With blockchain becoming widely adopted as a transaction mechanism, Joseph Pallant, Founder of the Blockchain for Climate Foundation (BfCF), has found an application for the technology that supports international efforts in addressing climate change.
Since the Paris Agreement, carbon reduction has become a global priority. An operating market-based solution overseen by the United Nations Framework Convention for Climate Change currently allows emissions trading between countries to incentivize each nation to reduce carbon consumption. Pallant shared his insights on how blockchain can improve the transparency, security, and resiliency of this trading system.
Application of blockchain in emissions trading
Blockchain would permit any individual, at the government or citizen level, to verify and access information on emissions trade transactions. This feature allows governments to be held accountable for their carbon reduction efforts. With greater transparency, international collaboration becomes more achievable among nations with complex interests.
BfCF has chosen Canada to be the first country to hold a carbon account on the blockchain – an exciting advancement for both the nation’s and the global community’s efforts to reduce carbon output.
Sustainable advancements in blockchain
A concern that Pallant addressed is the sheer volume of electricity required to process transactions in the blockchain.

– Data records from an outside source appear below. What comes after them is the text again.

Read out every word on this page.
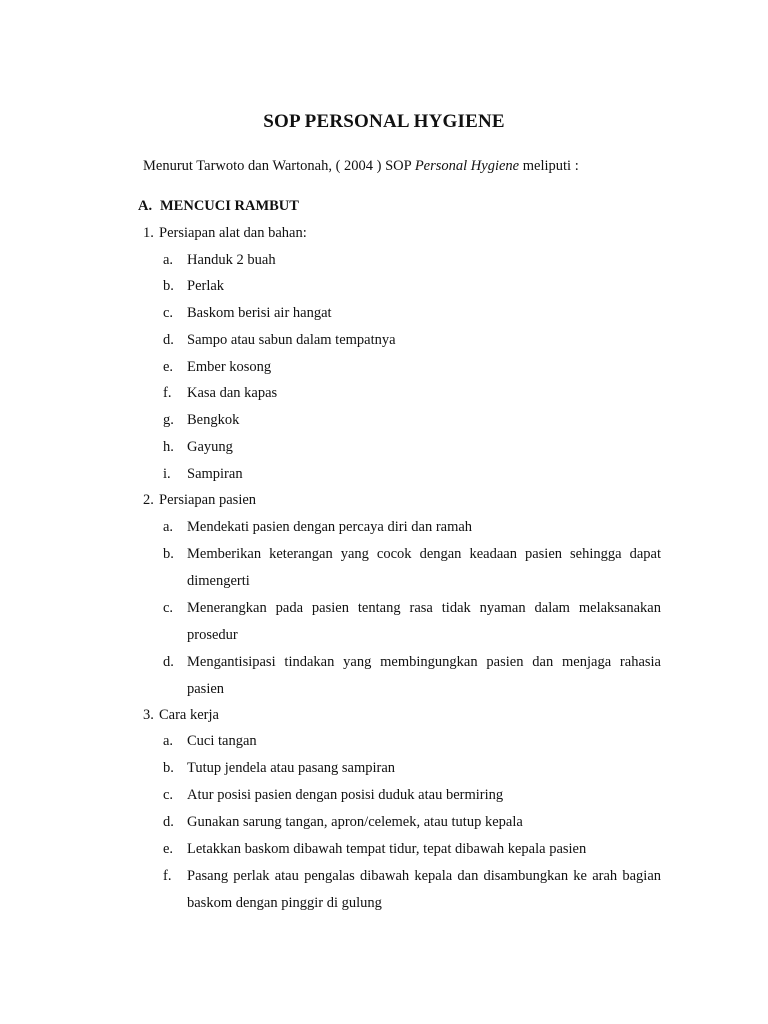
SOP PERSONAL HYGIENE
Menurut Tarwoto dan Wartonah, ( 2004 ) SOP Personal Hygiene meliputi :
A. MENCUCI RAMBUT
1. Persiapan alat dan bahan:
a. Handuk 2 buah
b. Perlak
c. Baskom berisi air hangat
d. Sampo atau sabun dalam tempatnya
e. Ember kosong
f. Kasa dan kapas
g. Bengkok
h. Gayung
i. Sampiran
2. Persiapan pasien
a. Mendekati pasien dengan percaya diri dan ramah
b. Memberikan keterangan yang cocok dengan keadaan pasien sehingga dapat dimengerti
c. Menerangkan pada pasien tentang rasa tidak nyaman dalam melaksanakan prosedur
d. Mengantisipasi tindakan yang membingungkan pasien dan menjaga rahasia pasien
3. Cara kerja
a. Cuci tangan
b. Tutup jendela atau pasang sampiran
c. Atur posisi pasien dengan posisi duduk atau bermiring
d. Gunakan sarung tangan, apron/celemek, atau tutup kepala
e. Letakkan baskom dibawah tempat tidur, tepat dibawah kepala pasien
f. Pasang perlak atau pengalas dibawah kepala dan disambungkan ke arah bagian baskom dengan pinggir di gulung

However, Ethereum has shown that a different method for verification, one that ensures security by holding funds in escrow, is equally effective and has low electricity demand. This new discovery is a promising approach to operating BfCF’s emissions trading system in a sustainable way.
In the face of climate change, entrepreneurs on the frontlines of technology and social impact like Pallant are driving some of the world’s most innovative forms of impact. His presentation inspired students to not only seek business applications from new technologies, but also solutions that advance social and environmental outcomes.